Kuklalar beceremedi, kuklacılardan ses geliyor!

Beni keyiflendiren bir diğer konu ise, muhalefetin düştüğü durum... Onlar için durum çok sıkıntılı! Güvendikleri yegâne dostları hem kendilerini, hem de bunlarla işbirliklerini açık etti. Joe Biden, muhalefeti desteklemek gerektiğini söylerken bir başka gerçeği daha itiraf etmiş oldu: Biden muhalefete, “Siz yetersizsiniz, tek başınıza ve hattâ ittifak hâlinde bile beceremezsiniz, ABD desteklerse ancak bir şansınız var” demiş oldu.

DEMOKRATLARIN ABD Başkan adayı Joe Biden’in Türkiye ve Cumhurbaşkanımız Erdoğan hakkındaki “skandal” sözleri gündemimize bomba gibi düştü.

Joe Biden’in, başta Cumhurbaşkanı Erdoğan olmak üzere, Türk siyâsî meseleleri, Kürtler, Doğu Akdeniz politikalarımız, Türk-Rus ilişkileri ve Türkiye’nin bölgesel gelişmelerdeki duruşu hakkında oldukça saldırgan, hâdsiz ve küstahça açıklamalarda bulunduğu ortaya çıktı.
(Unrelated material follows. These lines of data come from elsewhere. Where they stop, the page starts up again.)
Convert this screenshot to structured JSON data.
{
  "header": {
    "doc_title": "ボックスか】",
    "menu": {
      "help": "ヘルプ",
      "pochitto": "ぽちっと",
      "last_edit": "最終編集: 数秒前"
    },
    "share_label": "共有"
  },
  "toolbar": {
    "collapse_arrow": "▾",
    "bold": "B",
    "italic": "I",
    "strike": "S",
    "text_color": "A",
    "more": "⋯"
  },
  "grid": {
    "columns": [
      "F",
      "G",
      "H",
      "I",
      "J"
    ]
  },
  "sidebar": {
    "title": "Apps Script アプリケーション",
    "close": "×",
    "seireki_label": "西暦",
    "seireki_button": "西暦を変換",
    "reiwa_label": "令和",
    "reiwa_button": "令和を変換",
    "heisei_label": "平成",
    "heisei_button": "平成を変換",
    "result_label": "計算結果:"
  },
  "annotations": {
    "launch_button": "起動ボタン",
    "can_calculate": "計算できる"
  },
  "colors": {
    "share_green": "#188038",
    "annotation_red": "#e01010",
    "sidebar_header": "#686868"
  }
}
İktidar kesimi, sıradan bir isim olmayan, şimdilerde ABD’nin Demokrat Başkan adayı olan zâtın Cumhurbaşkanı Erdoğan’ı açıkça hedef alan, kendinde iç ve dış siyâsî politikalarımıza kadar karışma cüreti bulan ve muhalefeti açıkça destekleyen Biden’i oldukça sert bir biçimde eleştirdi.

Muhalefet kesiminden epey bir süre ses çıkmadı. Kamuoyunun tepkisi üzerine zoraki bazı açıklamalar yaptılar. Yalnız muhalefetin eleştiri oklarının ana hedefi Joe Biden veya yaptığı hâdsiz açıklamalar değil, yine iktidar partisi ve Erdoğan oldu. Zira onlara göre o hâdsiz ve küstahça açıklamalar ile her nasılsa Biden, aslında Erdoğan’a destek veriyordu…

Açıkçası ben hem Biden’in açıklamalarını, hem de bu açıklamalar üzerinden özellikle muhalefet cephesi tarafından yapılan tartışmaları büyük bir keyifle izledim.

Evet, gerçekten keyifle izledim! Zira anlaşıldı ki, Erdoğan liderliğindeki Türkiye’nin bölgesinde son yıllarda yürüttüğü bağımsız politikaları, gelişmeler karşısındaki dik ve güçlü duruşu, küresel derin emperyal girişimlere karşı müdahale ederek bozuşu, ABD’de bazı derin kesimleri oldukça rahatsız etmiş. Ve bu rahatsızlık, diplomatik teamülleri bile göz ardı etmelerine, gaf yapmalarına, şaşırmalarına yol açmış.

Hâdsiz açıklamaları plânlı değil, tamamen şaşırmış olmalarından... Yoksa kendilerini şimdi ve ileride oldukça sıkıntıya sokacak olan böyle skandal açıklamaları yapmazlardı.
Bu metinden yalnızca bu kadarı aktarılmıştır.